"What pump should I buy?" is one of the most common questions we get, and one of the easiest to answer wrong. Buy the wrong pump and you've either wasted $400 or, worse, ruined an expensive pump trying to use it in the wrong application.
Here's the field guide.
Submersible well pumps
Sits at the bottom of a drilled well, pushes water up through a pipe to the surface.
Best for: Drilled wells 30 feet or deeper. The standard for residential and most ranch wells.
How they work: The pump is below the water level. It pushes water up rather than pulling — which is far more efficient and works at any practical depth.
Pros:
- Works at any depth from 30 ft to 1,000+ ft
- Self-priming (it's already underwater)
- Quiet — you don't hear it run from the surface
- Long service life (10–20 years)
Cons:
- Expensive to replace — need to pull the entire pump out of the well
- Needs a properly sized control box and pressure switch
- Power consumption can be significant on deep wells (AC versions)

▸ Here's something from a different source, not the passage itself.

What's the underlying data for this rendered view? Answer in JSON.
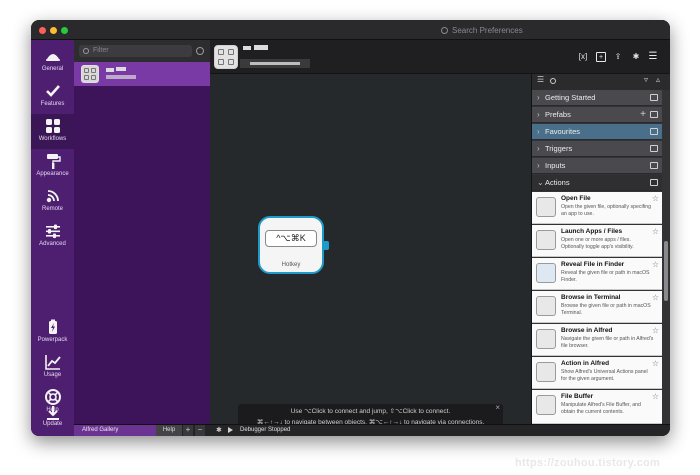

Cost: $400–$2,500 depending on horsepower and depth rating.
Jet pumps (shallow well)
Sits at the surface, pulls water up from the well via suction.
Best for: Shallow wells (under 25 feet to water). Cisterns. Hand-dug wells.
How they work: Uses a venturi effect to create suction and draw water up. Limited by atmospheric pressure to about 25 ft of lift maximum.
Pros:
- Cheap — $200–$500 for most ranch sizes
- Easy to service (everything's above ground)
- Works fine for hand-dug or driven-point shallow wells
Cons:
- Can only lift water 25 feet or so
- Loses prime if air enters the suction line — leaks become big problems
- Louder than submersibles
- Less efficient than submersibles
Cost: $200–$500.
Deep-well jet pumps
A variation on the jet pump that uses a venturi nozzle down in the well to extend the practical depth.
Best for: Wells 25–80 feet deep where you don't want a submersible.
How they work: Two pipes — one carries water down to the venturi, one brings water back up. The downward water creates suction at depth.
Pros:
- Works at depths a regular jet can't handle
- Pump and motor stay above ground
Cons:
- More complex installation
- Less efficient than submersibles at the same depth
- Two pipes in the well instead of one
If your well is over 50 ft, just go submersible. Deep-well jets are a relic.
Surface centrifugal pumps
For moving water at the surface — from a creek, pond, or storage tank.
Best for: Transferring water between tanks. Irrigation from a pond. Filling a stock tank from a hauling tank.
How they work: Standard impeller pump, sits at or above the water source, pushes water through a hose or pipe.
Pros:
- High flow rates (50–300 GPM common)
- Easy to move and use anywhere
- Cheap for the volume
Cons:
- Must be primed (filled with water before starting)
- Limited suction lift (about 15 ft)
- Not for continuous duty — designed for periodic use
Cost: $200–$800.
Trash pumps
Heavy-duty surface pumps designed to move dirty water, mud, and small debris.
Best for: Pumping out a stock tank for cleaning. Moving water from a stagnant pond. Flood cleanup. Emptying a low spot in a pasture.
Pros:
- Won't clog on small debris (passes 1" solids)
- Very high flow (100–500 GPM)
- Gas or diesel powered — works anywhere
Cons:
- Loud
- Inefficient for clean water (use a centrifugal for that)
- Limited lift
Cost: $300–$1,500 (gas), $1,500–$5,000 (diesel).
Sizing by GPM and head
Two numbers determine pump selection: flow rate (gallons per minute, GPM) and head (total vertical lift plus friction losses).
Flow rate you need:
- 1–3 head of livestock: 2–5 GPM
- Small herd (10–20): 5–10 GPM
- Working operation (50–100): 10–20 GPM
- Irrigation or large herd: 20+ GPM
Head you need: vertical lift from water level to highest delivery point, plus about 1 psi (2.3 ft of head) per 100 ft of horizontal pipe friction.
When to call a well driller (not us)
If you're drilling a new well, replacing a deep submersible, or troubleshooting a serious well issue, call a licensed well driller. The mistakes possible at depth are expensive.
We help with above-ground pump questions, surface installations, and connecting the dots between your well and your watering points. For anything below 30 feet, get a pro on site.
What we'd buy
For most ranch installations where you have an existing drilled well, a properly-sized AC submersible pump is the right answer. For shallow installations or temporary moves, a 2 HP surface centrifugal handles it.